While the outlook remains mixed and uncertain due to pandemic-related developments such as the Omicron variant, the group’s chief executive officer Datuk Abdul Rahman Ahmad believes the economies the group operate in will show further recovery in 2022 due to the significant progress of vaccination programmes and the opening up of economic activities.

“We are also hopeful of the progressive migration of customers out of repayment assistance over the year,” he said.

At the same time, he said the group will continue to assist those still impacted customers through programmes such as the Financial Management and Resilience Programme (URUS) together with Agensi Kaunseling dan Pengurusan Kredit (AKPK) as it remains committed to helping all impacted customers navigate out of this pandemic.

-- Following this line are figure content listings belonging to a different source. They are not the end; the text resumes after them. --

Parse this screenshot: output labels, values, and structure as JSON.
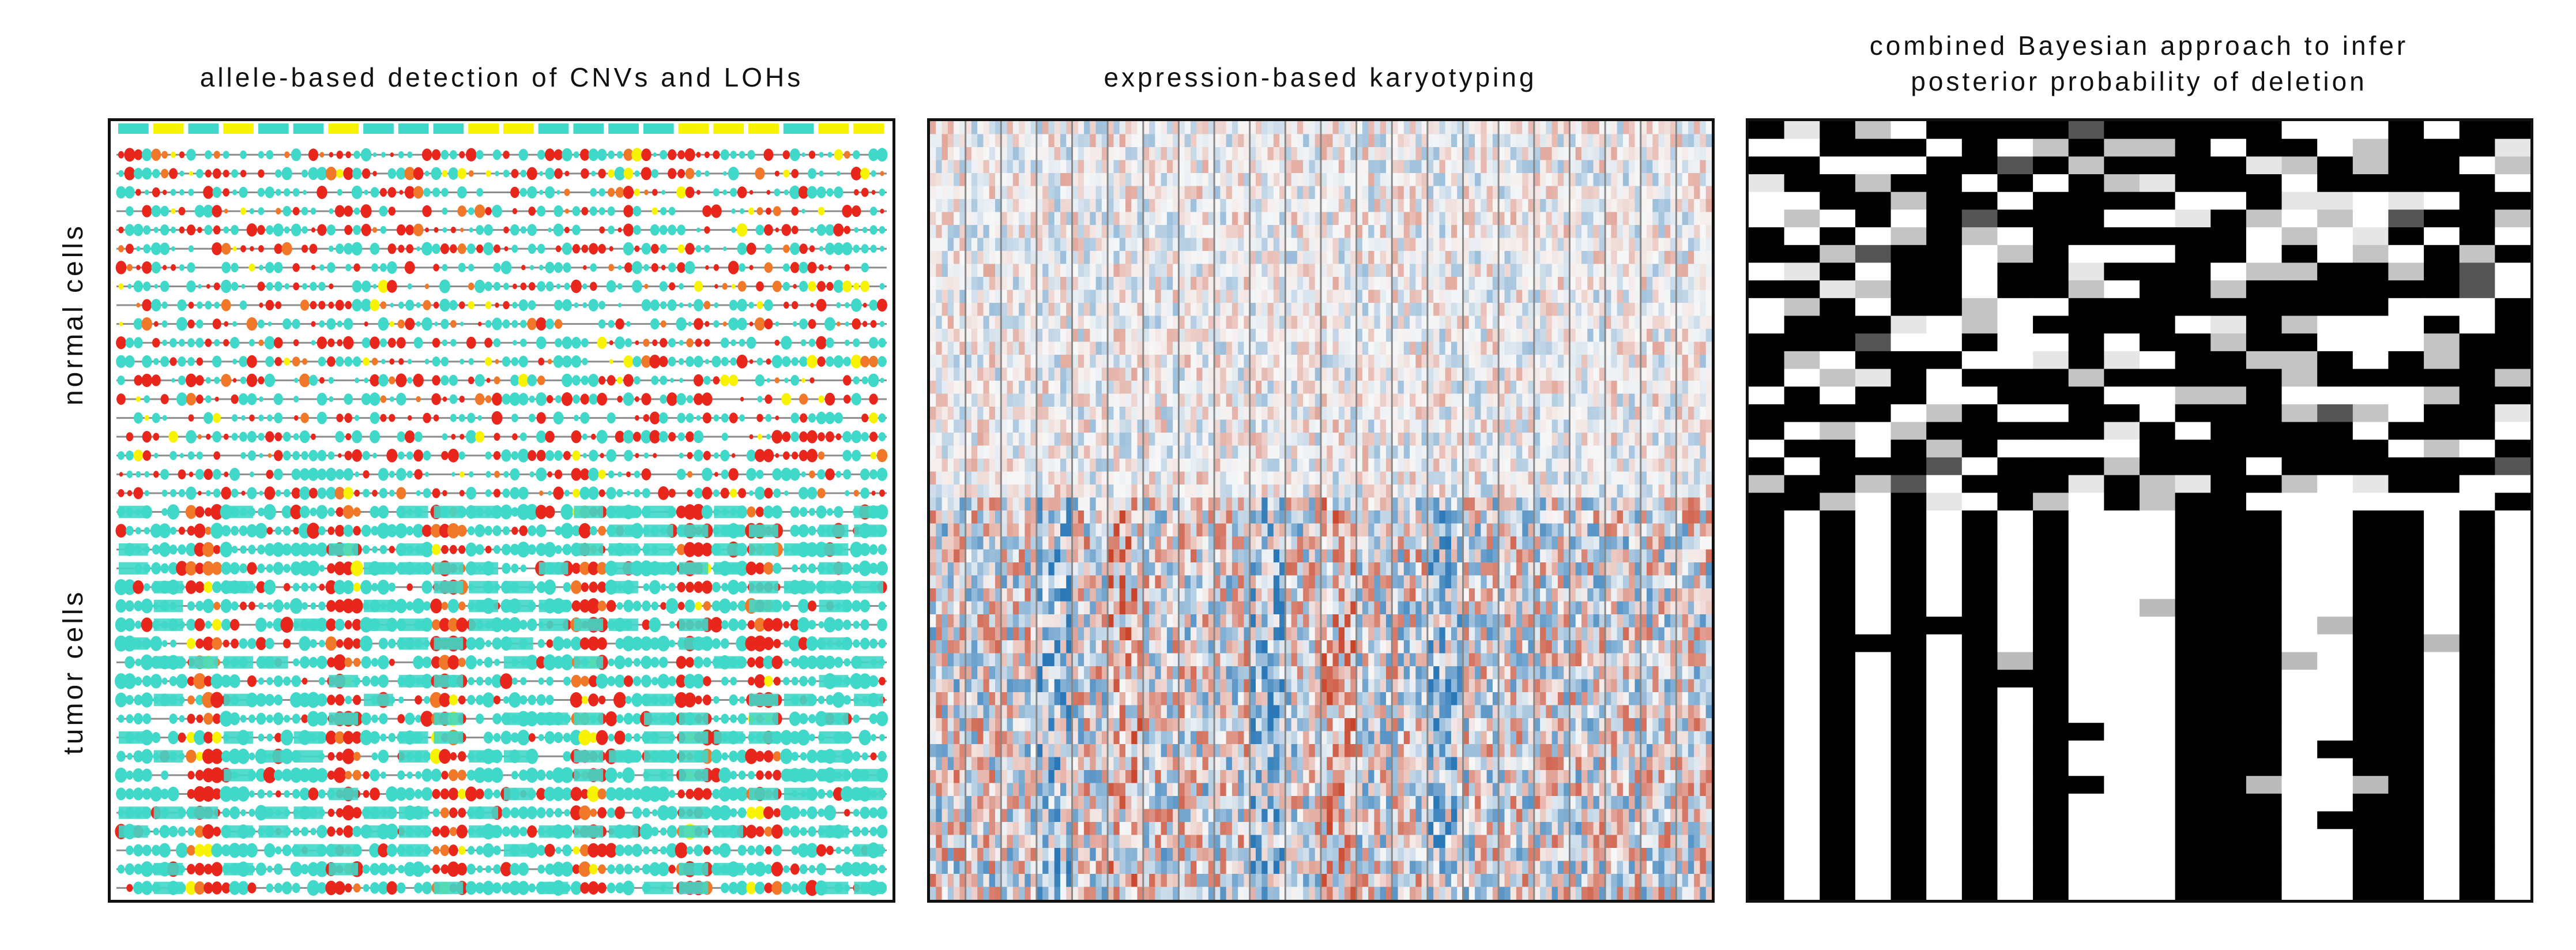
{
  "figure": {
    "panels": [
      {
        "id": "allele",
        "title": "allele-based detection of CNVs and LOHs"
      },
      {
        "id": "expression",
        "title": "expression-based karyotyping"
      },
      {
        "id": "bayesian",
        "title_line1": "combined Bayesian approach to infer",
        "title_line2": "posterior probability of deletion"
      }
    ],
    "row_groups": {
      "normal": "normal cells",
      "tumor": "tumor cells"
    }
  },
  "colors": {
    "cyan": "#40d8c8",
    "red": "#e8261c",
    "orange": "#f07828",
    "yellow": "#f8f400",
    "grey_line": "#8c8c8c",
    "heat_red": "#c8442a",
    "heat_blue": "#2a78b8",
    "frame": "#111111"
  },
  "structure": {
    "allele_rows": 40,
    "allele_regions": 22,
    "expression_rows": 60,
    "expression_segments": 22,
    "bayes_rows": 44,
    "bayes_cols": 22,
    "normal_fraction": 0.48
  }
}
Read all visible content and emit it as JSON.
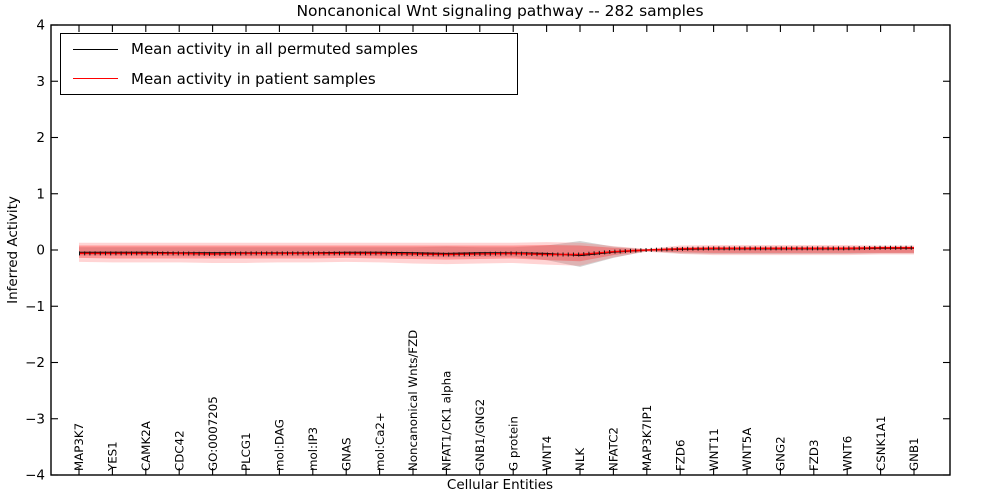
{
  "figure": {
    "title": "Noncanonical Wnt signaling pathway -- 282 samples",
    "background": "#ffffff"
  },
  "axes": {
    "x_label": "Cellular Entities",
    "y_label": "Inferred Activity",
    "y_tick_labels": [
      "4",
      "3",
      "2",
      "1",
      "0",
      "−1",
      "−2",
      "−3",
      "−4"
    ]
  },
  "legend": {
    "items": [
      {
        "label": "Mean activity in all permuted samples",
        "color": "#000000"
      },
      {
        "label": "Mean activity in patient samples",
        "color": "#ff0000"
      }
    ]
  },
  "colors": {
    "spine": "#000000",
    "permuted_line": "#000000",
    "patient_line": "#ff0000",
    "permuted_band": "#808080",
    "patient_band_outer": "#ff5555",
    "patient_band_inner": "#ff3333"
  },
  "chart_data": {
    "type": "line",
    "title": "Noncanonical Wnt signaling pathway -- 282 samples",
    "xlabel": "Cellular Entities",
    "ylabel": "Inferred Activity",
    "ylim": [
      -4,
      4
    ],
    "y_ticks": [
      4,
      3,
      2,
      1,
      0,
      -1,
      -2,
      -3,
      -4
    ],
    "grid": false,
    "legend_position": "upper left",
    "categories": [
      "MAP3K7",
      "YES1",
      "CAMK2A",
      "CDC42",
      "GO:0007205",
      "PLCG1",
      "mol:DAG",
      "mol:IP3",
      "GNAS",
      "mol:Ca2+",
      "Noncanonical Wnts/FZD",
      "NFAT1/CK1 alpha",
      "GNB1/GNG2",
      "G protein",
      "WNT4",
      "NLK",
      "NFATC2",
      "MAP3K7IP1",
      "FZD6",
      "WNT11",
      "WNT5A",
      "GNG2",
      "FZD3",
      "WNT6",
      "CSNK1A1",
      "GNB1"
    ],
    "series": [
      {
        "name": "Mean activity in all permuted samples",
        "color": "#000000",
        "style": "solid",
        "values": [
          -0.04,
          -0.04,
          -0.04,
          -0.05,
          -0.05,
          -0.05,
          -0.05,
          -0.05,
          -0.04,
          -0.04,
          -0.05,
          -0.06,
          -0.05,
          -0.05,
          -0.06,
          -0.1,
          -0.04,
          0.0,
          0.01,
          0.02,
          0.02,
          0.02,
          0.02,
          0.02,
          0.03,
          0.03
        ]
      },
      {
        "name": "Mean activity in patient samples",
        "color": "#ff0000",
        "style": "solid",
        "values": [
          -0.06,
          -0.06,
          -0.06,
          -0.06,
          -0.07,
          -0.06,
          -0.06,
          -0.06,
          -0.06,
          -0.06,
          -0.07,
          -0.08,
          -0.07,
          -0.06,
          -0.08,
          -0.08,
          -0.03,
          0.0,
          0.02,
          0.03,
          0.03,
          0.03,
          0.03,
          0.03,
          0.04,
          0.04
        ]
      }
    ],
    "bands": [
      {
        "name": "permuted-std-band",
        "color": "#808080",
        "opacity": 0.35,
        "upper": [
          0.05,
          0.05,
          0.05,
          0.05,
          0.05,
          0.05,
          0.05,
          0.05,
          0.05,
          0.05,
          0.05,
          0.06,
          0.05,
          0.05,
          0.08,
          0.16,
          0.06,
          0.01,
          0.04,
          0.04,
          0.04,
          0.04,
          0.04,
          0.04,
          0.04,
          0.04
        ],
        "lower": [
          -0.1,
          -0.1,
          -0.1,
          -0.11,
          -0.11,
          -0.11,
          -0.11,
          -0.11,
          -0.1,
          -0.11,
          -0.12,
          -0.13,
          -0.12,
          -0.12,
          -0.18,
          -0.3,
          -0.14,
          -0.02,
          -0.06,
          -0.07,
          -0.07,
          -0.07,
          -0.07,
          -0.07,
          -0.06,
          -0.06
        ]
      },
      {
        "name": "patient-std-outer-band",
        "color": "#ff5555",
        "opacity": 0.25,
        "upper": [
          0.13,
          0.13,
          0.13,
          0.13,
          0.13,
          0.13,
          0.13,
          0.13,
          0.13,
          0.13,
          0.13,
          0.13,
          0.13,
          0.13,
          0.14,
          0.13,
          0.07,
          0.02,
          0.08,
          0.09,
          0.09,
          0.09,
          0.09,
          0.09,
          0.08,
          0.08
        ],
        "lower": [
          -0.21,
          -0.22,
          -0.22,
          -0.22,
          -0.23,
          -0.23,
          -0.22,
          -0.22,
          -0.21,
          -0.22,
          -0.24,
          -0.25,
          -0.24,
          -0.23,
          -0.26,
          -0.28,
          -0.13,
          -0.03,
          -0.07,
          -0.09,
          -0.09,
          -0.09,
          -0.09,
          -0.09,
          -0.08,
          -0.08
        ]
      },
      {
        "name": "patient-std-inner-band",
        "color": "#ff3333",
        "opacity": 0.38,
        "upper": [
          0.08,
          0.08,
          0.08,
          0.08,
          0.08,
          0.08,
          0.08,
          0.08,
          0.08,
          0.08,
          0.08,
          0.08,
          0.08,
          0.08,
          0.09,
          0.08,
          0.04,
          0.01,
          0.05,
          0.06,
          0.06,
          0.06,
          0.06,
          0.06,
          0.06,
          0.06
        ],
        "lower": [
          -0.14,
          -0.15,
          -0.15,
          -0.15,
          -0.15,
          -0.15,
          -0.15,
          -0.15,
          -0.14,
          -0.15,
          -0.16,
          -0.17,
          -0.16,
          -0.15,
          -0.18,
          -0.2,
          -0.09,
          -0.02,
          -0.04,
          -0.05,
          -0.05,
          -0.05,
          -0.05,
          -0.05,
          -0.05,
          -0.05
        ]
      }
    ]
  }
}
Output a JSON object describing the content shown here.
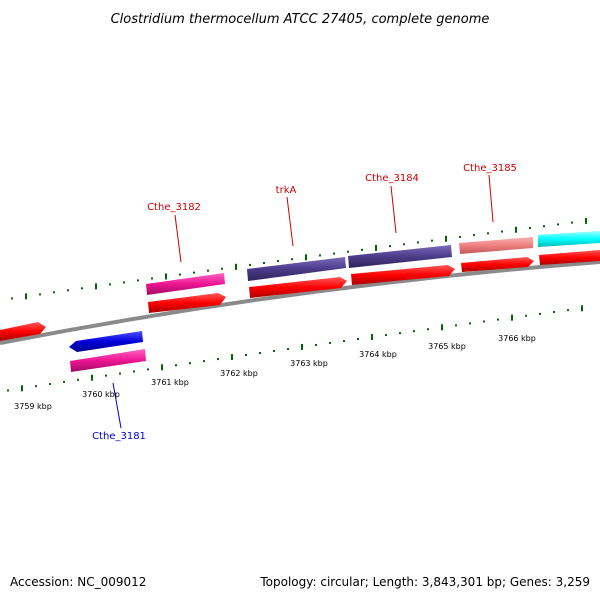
{
  "title": "Clostridium thermocellum ATCC 27405, complete genome",
  "footer": {
    "accession": "Accession: NC_009012",
    "summary": "Topology: circular; Length: 3,843,301 bp; Genes: 3,259"
  },
  "positions": [
    {
      "label": "3759 kbp"
    },
    {
      "label": "3760 kbp"
    },
    {
      "label": "3761 kbp"
    },
    {
      "label": "3762 kbp"
    },
    {
      "label": "3763 kbp"
    },
    {
      "label": "3764 kbp"
    },
    {
      "label": "3765 kbp"
    },
    {
      "label": "3766 kbp"
    }
  ],
  "gene_labels": [
    {
      "text": "Cthe_3182",
      "color": "#cc0000"
    },
    {
      "text": "trkA",
      "color": "#cc0000"
    },
    {
      "text": "Cthe_3184",
      "color": "#cc0000"
    },
    {
      "text": "Cthe_3185",
      "color": "#cc0000"
    },
    {
      "text": "Cthe_3181",
      "color": "#0000cc"
    }
  ],
  "colors": {
    "cds": "#ff0000",
    "backbone": "#808080",
    "ticks": "#006600",
    "gene_pink": "#ee1493",
    "gene_purple": "#4b3c8c",
    "gene_salmon": "#f08080",
    "gene_cyan": "#00ffff",
    "gene_blue": "#0000dd"
  }
}
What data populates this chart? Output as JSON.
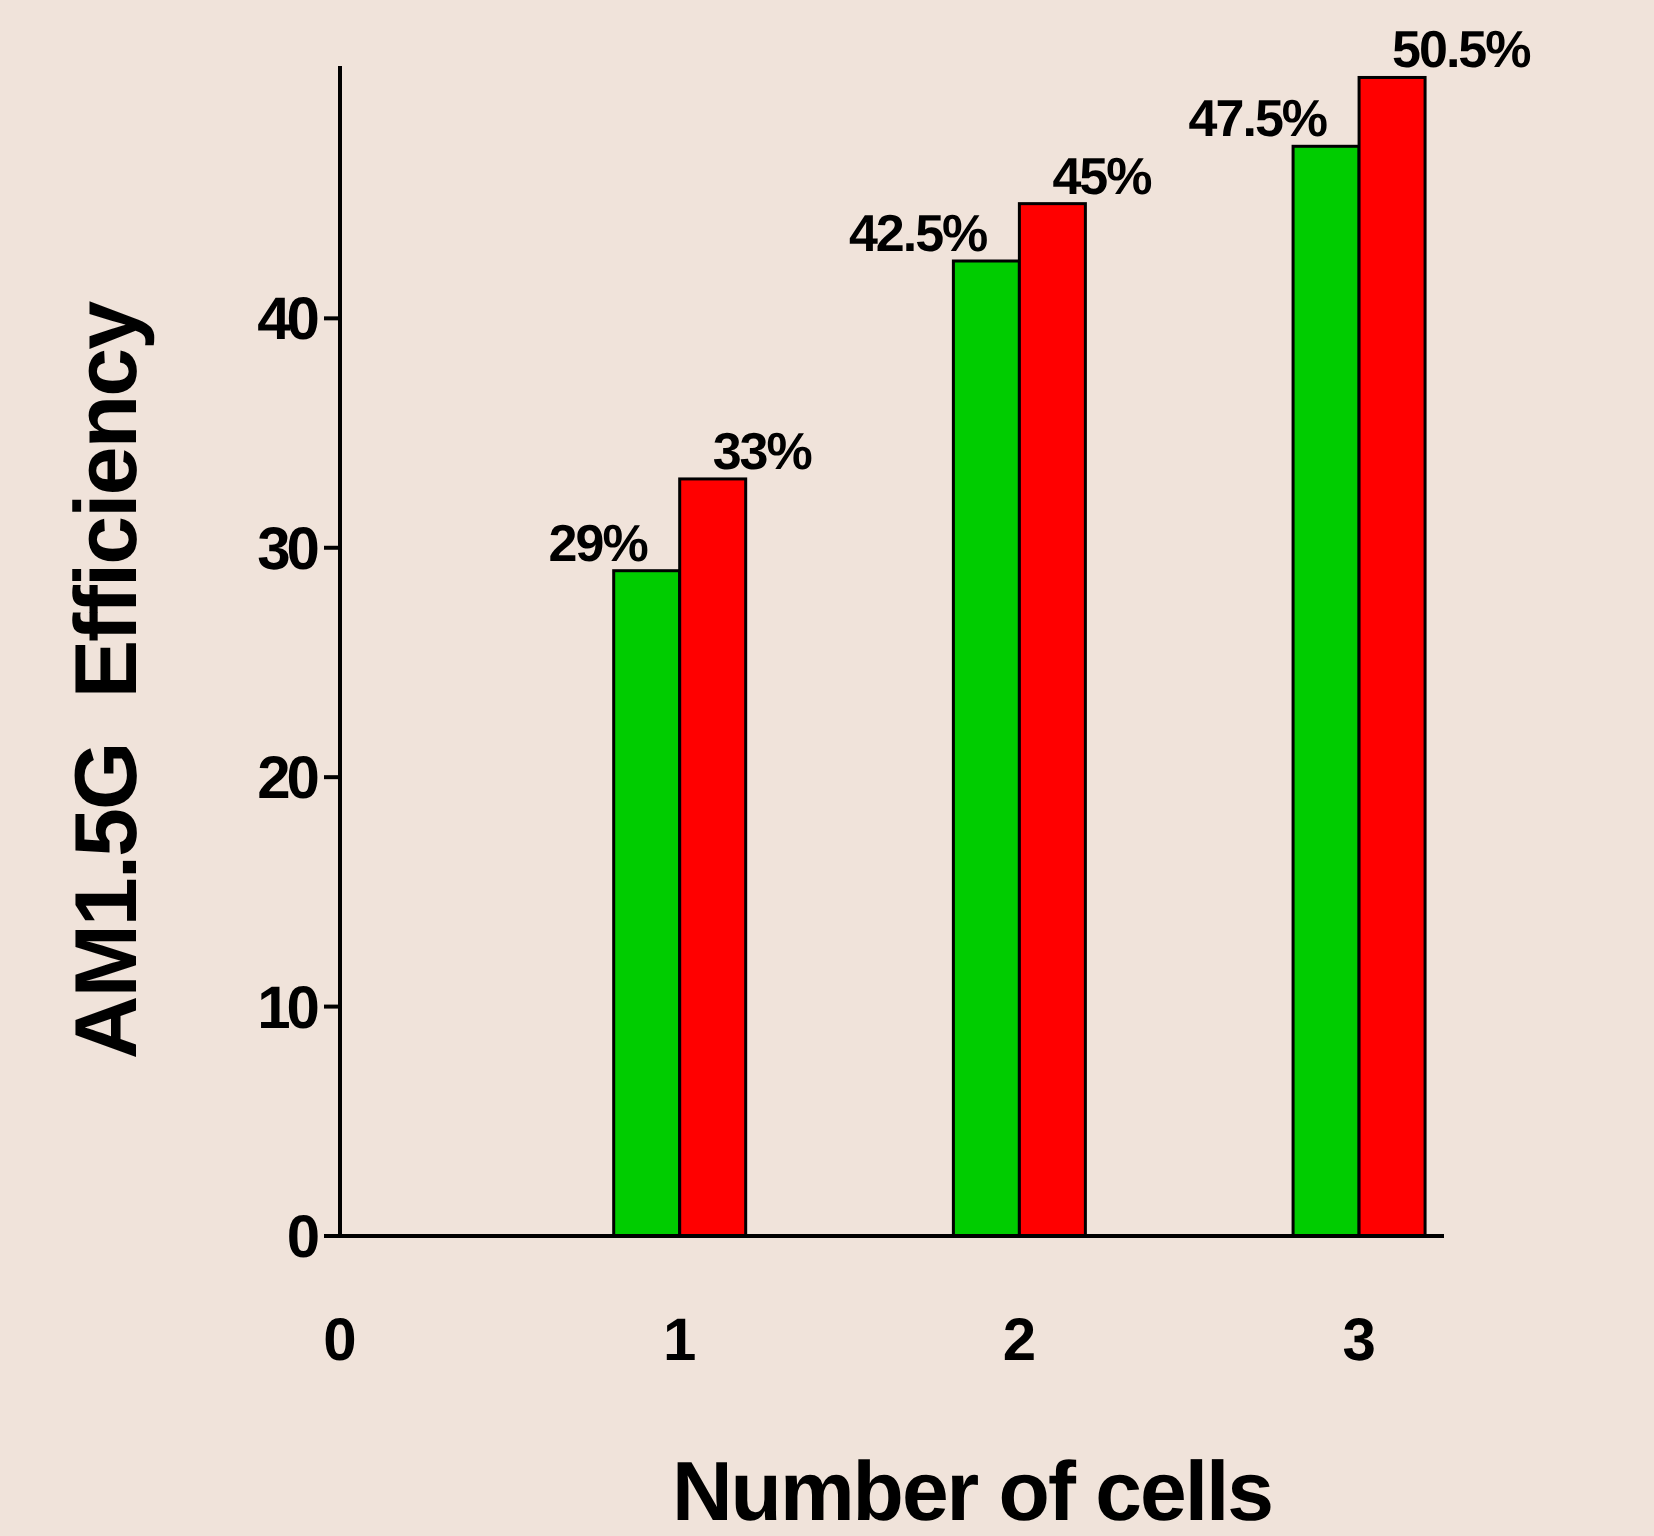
{
  "chart_data": {
    "type": "bar",
    "xlabel": "Number of cells",
    "ylabel": "AM1.5G  Efficiency",
    "x": [
      1,
      2,
      3
    ],
    "xlim": [
      0,
      3.25
    ],
    "xticks": [
      0,
      1,
      2,
      3
    ],
    "ylim": [
      0,
      51
    ],
    "yticks": [
      0,
      10,
      20,
      30,
      40
    ],
    "series": [
      {
        "color": "#00cc00",
        "values": [
          29,
          42.5,
          47.5
        ],
        "value_labels": [
          "29%",
          "42.5%",
          "47.5%"
        ]
      },
      {
        "color": "#ff0000",
        "values": [
          33,
          45,
          50.5
        ],
        "value_labels": [
          "33%",
          "45%",
          "50.5%"
        ]
      }
    ],
    "grid": false
  }
}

“Our sound financial position will enable us to continue doing right by our customers as we help the economy and our customers rebuild post-pandemic through our enhanced lending activities,” he added.

He also said the group’s priority remains on executing its Forward23+ strategic plan to build on its positive growth momentum, supported by a focused approach in making the necessary investments into its areas of growth such as affluent and wealth management, transaction banking and ASEAN network business.

A key focus investment area, according to him, is technology and operations, where the group plans to invest close to RM1.2 billion in FY22 as it commits to accelerating its digital transformation and further strengthen its technology and operational resilience.

In addition, he said the group will intensify efforts to advance its environmental, social and governance (ESG) agenda, in line with the group’s commitment to mobilise RM30 billion in sustainable finance by 2024.

“Based on this, the group’s key headline targets for FY22 include core ROE of 8.5% to 9%, loan growth of 5% to 6%, CIR of below 49% and maintaining our common equity tier 1 (CET1) ratio above 13%,” he said.

However, he noted that the group’s reported ROE performance will likely be sustained at 7% to 8%, affected by the one-off Cukai Makmur introduced in Malaysia for 2022.

CIMB closed four sen or 0.71% higher at RM5.71 on Monday, valuing the group at RM57.96 billion.

Over the past one year, the counter has risen 35.31%.